Deep guide · India
Lumpsum calculator — one-time investment growth
Deploy ₹31,00,000 once at 12% a year for 9 years, and this illustration lands near ₹85,96,544 — about ₹54,96,544 in growth on top of principal. Weigh that against drip-feeding the same capacity through monthly SIPs when you think about timing risk.
A lumpsum puts every rupee to work from day one — strong when you accept today’s entry level and can stay long; harder when you prefer to average in. The math here uses one annual compounding step for clarity; it is not a scheme document.
What follows: your baseline, tenure and principal grids, return sensitivity, and a SIP contrast. Market-linked funds do not promise the assumed rate.

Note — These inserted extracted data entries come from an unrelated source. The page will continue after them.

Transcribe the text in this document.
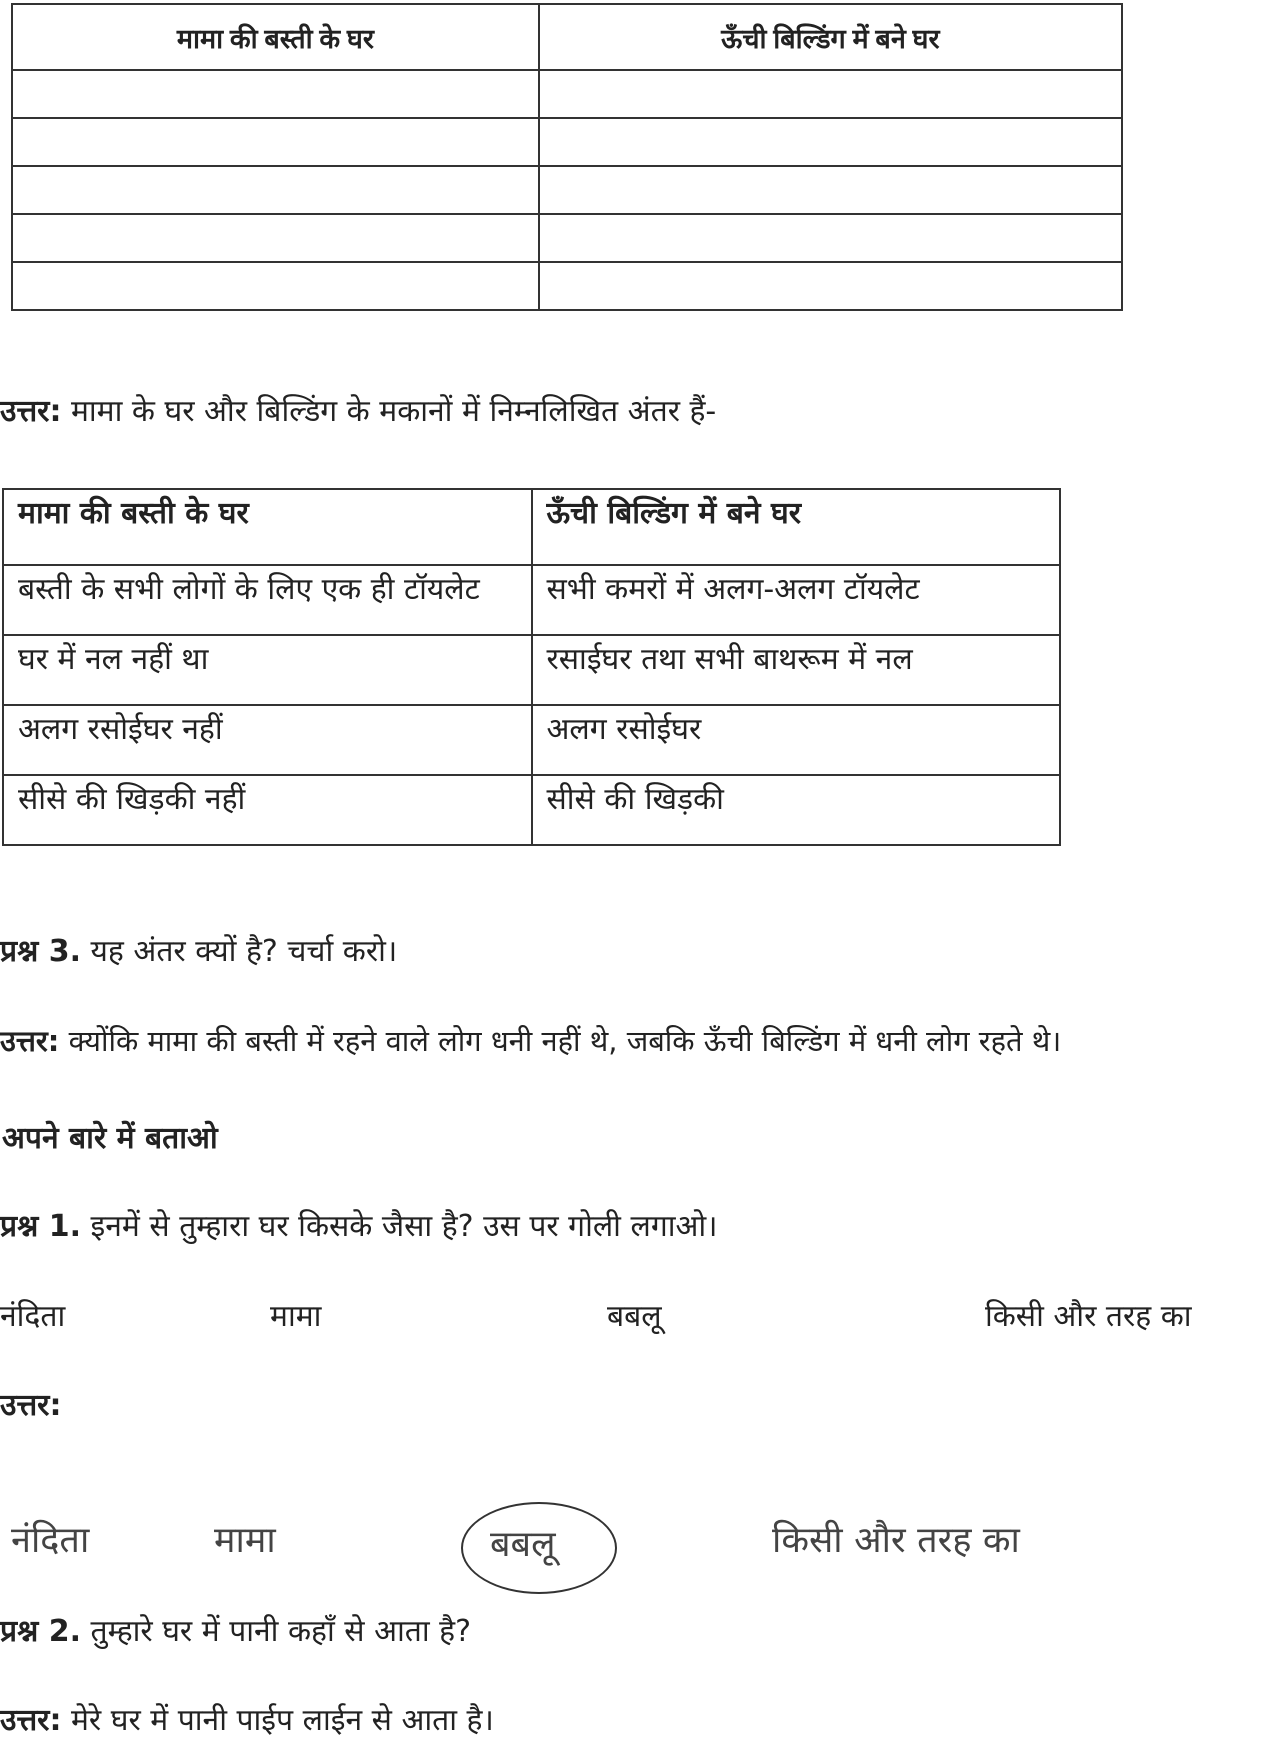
मामा की बस्ती के घर	ऊँची बिल्डिंग में बने घर

उत्तर: मामा के घर और बिल्डिंग के मकानों में निम्नलिखित अंतर हैं-
मामा की बस्ती के घर	ऊँची बिल्डिंग में बने घर
बस्ती के सभी लोगों के लिए एक ही टॉयलेट	सभी कमरों में अलग-अलग टॉयलेट
घर में नल नहीं था	रसाईघर तथा सभी बाथरूम में नल
अलग रसोईघर नहीं	अलग रसोईघर
सीसे की खिड़की नहीं	सीसे की खिड़की
प्रश्न 3. यह अंतर क्यों है? चर्चा करो।
उत्तर: क्योंकि मामा की बस्ती में रहने वाले लोग धनी नहीं थे, जबकि ऊँची बिल्डिंग में धनी लोग रहते थे।
अपने बारे में बताओ
प्रश्न 1. इनमें से तुम्हारा घर किसके जैसा है? उस पर गोली लगाओ।
नंदिता	मामा	बबलू	किसी और तरह का
उत्तर:
नंदिता	मामा	बबलू	किसी और तरह का
प्रश्न 2. तुम्हारे घर में पानी कहाँ से आता है?
उत्तर: मेरे घर में पानी पाईप लाईन से आता है।
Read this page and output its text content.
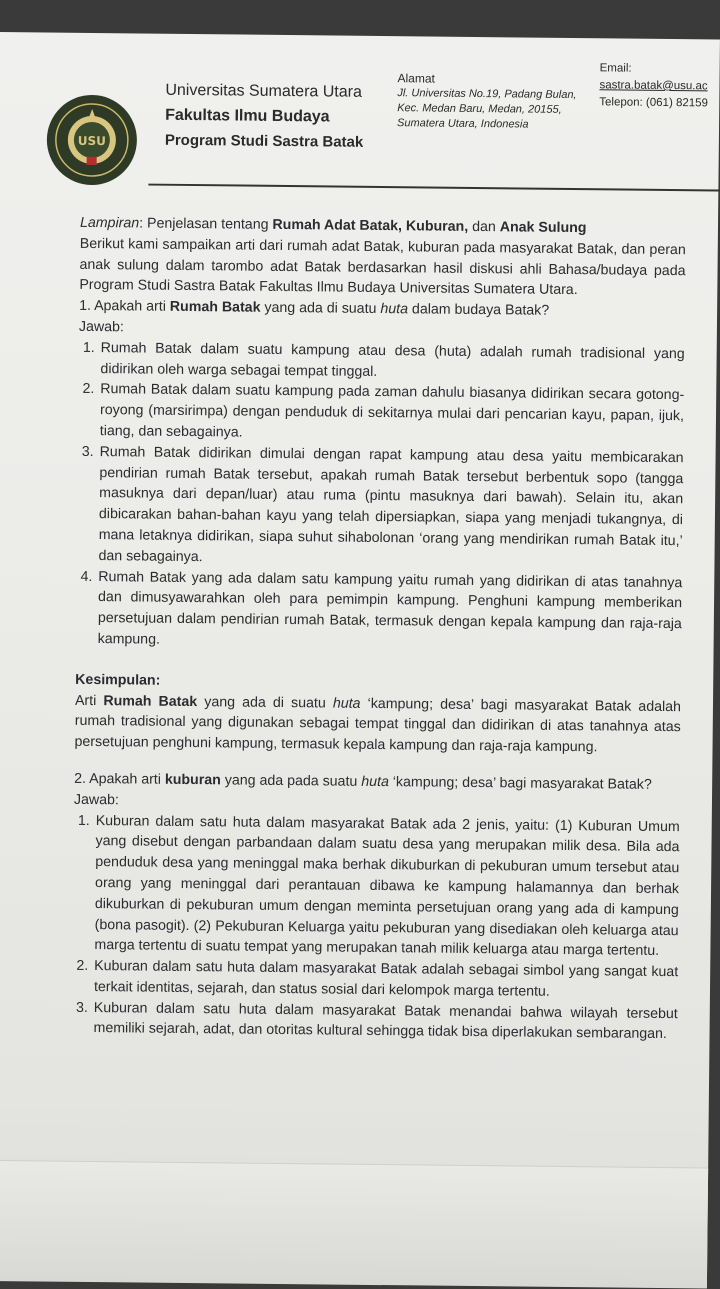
USU
Universitas Sumatera Utara
Fakultas Ilmu Budaya
Program Studi Sastra Batak
Alamat
Jl. Universitas No.19, Padang Bulan, Kec. Medan Baru, Medan, 20155, Sumatera Utara, Indonesia
Email:
sastra.batak@usu.ac
Telepon: (061) 82159

Lampiran: Penjelasan tentang Rumah Adat Batak, Kuburan, dan Anak Sulung

Berikut kami sampaikan arti dari rumah adat Batak, kuburan pada masyarakat Batak, dan peran anak sulung dalam tarombo adat Batak berdasarkan hasil diskusi ahli Bahasa/budaya pada Program Studi Sastra Batak Fakultas Ilmu Budaya Universitas Sumatera Utara.

1. Apakah arti Rumah Batak yang ada di suatu huta dalam budaya Batak?

Jawab:

1. Rumah Batak dalam suatu kampung atau desa (huta) adalah rumah tradisional yang didirikan oleh warga sebagai tempat tinggal.
2. Rumah Batak dalam suatu kampung pada zaman dahulu biasanya didirikan secara gotong-royong (marsirimpa) dengan penduduk di sekitarnya mulai dari pencarian kayu, papan, ijuk, tiang, dan sebagainya.
3. Rumah Batak didirikan dimulai dengan rapat kampung atau desa yaitu membicarakan pendirian rumah Batak tersebut, apakah rumah Batak tersebut berbentuk sopo (tangga masuknya dari depan/luar) atau ruma (pintu masuknya dari bawah). Selain itu, akan dibicarakan bahan-bahan kayu yang telah dipersiapkan, siapa yang menjadi tukangnya, di mana letaknya didirikan, siapa suhut sihabolonan ‘orang yang mendirikan rumah Batak itu,’ dan sebagainya.
4. Rumah Batak yang ada dalam satu kampung yaitu rumah yang didirikan di atas tanahnya dan dimusyawarahkan oleh para pemimpin kampung. Penghuni kampung memberikan persetujuan dalam pendirian rumah Batak, termasuk dengan kepala kampung dan raja-raja kampung.

Kesimpulan:

Arti Rumah Batak yang ada di suatu huta ‘kampung; desa’ bagi masyarakat Batak adalah rumah tradisional yang digunakan sebagai tempat tinggal dan didirikan di atas tanahnya atas persetujuan penghuni kampung, termasuk kepala kampung dan raja-raja kampung.

2. Apakah arti kuburan yang ada pada suatu huta ‘kampung; desa’ bagi masyarakat Batak?

Jawab:

1. Kuburan dalam satu huta dalam masyarakat Batak ada 2 jenis, yaitu: (1) Kuburan Umum yang disebut dengan parbandaan dalam suatu desa yang merupakan milik desa. Bila ada penduduk desa yang meninggal maka berhak dikuburkan di pekuburan umum tersebut atau orang yang meninggal dari perantauan dibawa ke kampung halamannya dan berhak dikuburkan di pekuburan umum dengan meminta persetujuan orang yang ada di kampung (bona pasogit). (2) Pekuburan Keluarga yaitu pekuburan yang disediakan oleh keluarga atau marga tertentu di suatu tempat yang merupakan tanah milik keluarga atau marga tertentu.
2. Kuburan dalam satu huta dalam masyarakat Batak adalah sebagai simbol yang sangat kuat terkait identitas, sejarah, dan status sosial dari kelompok marga tertentu.
3. Kuburan dalam satu huta dalam masyarakat Batak menandai bahwa wilayah tersebut memiliki sejarah, adat, dan otoritas kultural sehingga tidak bisa diperlakukan sembarangan.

How this lumpsum growth model works
We apply the stated annual return once per year to the running balance — a simple compounding loop that separates principal, accumulated interest, and maturity. Real mutual funds mark to market daily; this model smooths returns into one annual step so you can compare scenarios quickly.
Calculation breakdown
- Principal: ₹31,00,000
- Estimated interest: ₹54,96,544
- Estimated maturity: ₹85,96,544
Scenario comparison
Different tenures
| Years | Interest | Maturity |
|---|---|---|
| 5 | ₹23,63,259 | ₹54,63,259 |
| 10 | ₹65,28,129 | ₹96,28,129 |
| 15 | ₹1,38,68,054 | ₹1,69,68,054 |
| 20 | ₹2,68,03,509 | ₹2,99,03,509 |
Different principal amounts (±15–25%)
| Scenario | Principal | Interest | Maturity |
|---|---|---|---|
| -25% vs base | ₹23,25,000 | ₹41,22,408 | ₹64,47,408 |
| -15% vs base | ₹26,35,000 | ₹46,72,063 | ₹73,07,063 |
| 15% vs base | ₹35,65,000 | ₹63,21,026 | ₹98,86,026 |
| 25% vs base | ₹38,75,000 | ₹68,70,680 | ₹1,07,45,680 |
Different return assumptions (same P and tenure)
| Scenario | Rate | Interest | Maturity |
|---|---|---|---|
| -25% vs base | 9% | ₹36,32,869 | ₹67,32,869 |
| -15% vs base | 10.2% | ₹43,30,124 | ₹74,30,124 |
| Base rate | 12% | ₹54,96,544 | ₹85,96,544 |
| 15% vs base | 13.8% | ₹68,22,979 | ₹99,22,979 |
| 25% vs base | 15% | ₹78,05,417 | ₹1,09,05,417 |
Comparison: lumpsum vs SIP (illustrative)
For perspective, an illustrative SIP of ₹28,704 per month at 12% for 9 years could land near ₹55,92,156 — different risk/return path than a one-time lumpsum; not a recommendation.
Lumpsum vs SIP is not a moral choice — it is a cash-flow and risk trade-off. If you already hold a large corpus, lumpsum deployment may be appropriate; if you are early in your career, SIPs can enforce discipline. Use both calculators on EasyCal to stress-test assumptions.
Frequently asked questions
- What is the future value of ₹31,00,000 at 12% for 9 years?
- Under annual compounding (illustrative), maturity is about ₹85,96,544 with interest near ₹54,96,544. Actual mutual fund lumpsum returns are not guaranteed.
- Lumpsum vs SIP — which is better?
- Lumpsum deploys capital immediately; SIP spreads entries over time. Risk/return profiles differ — use both calculators for perspective.
- Is this mutual fund lumpsum calculator India specific?
- It uses rupee amounts and common search intent for Indian investors; returns are illustrative, not a fund quote.
- Does this include tax?
- No — capital gains tax rules vary by asset and holding period.
- Can I change the return assumption?
- Yes — rerun with a lower rate for conservative planning.
- Where can I explore more scenarios?
- Use the internal links below for nearby principals, tenures, and rates.
Internal linking — related lumpsum calculator pages
Explore nearby scenarios on EasyCal — each link opens a calculator page with matching inputs (programmatic SEO).
- Lumpsum — 32 lakh · 9 years @ 12%
- Lumpsum — 33 lakh · 9 years @ 12%
- Lumpsum — 36 lakh · 9 years @ 12%
- Lumpsum — 41 lakh · 9 years @ 12%
- Lumpsum — 30 lakh · 9 years @ 12%
- Lumpsum — 29 lakh · 9 years @ 12%
- Lumpsum — 26 lakh · 9 years @ 12%
- Lumpsum — 46 lakh · 9 years @ 12%
- Lumpsum — 21 lakh · 9 years @ 12%
- Lumpsum — 31 lakh · 11 years @ 12%
Illustrative compounding only — not investment advice.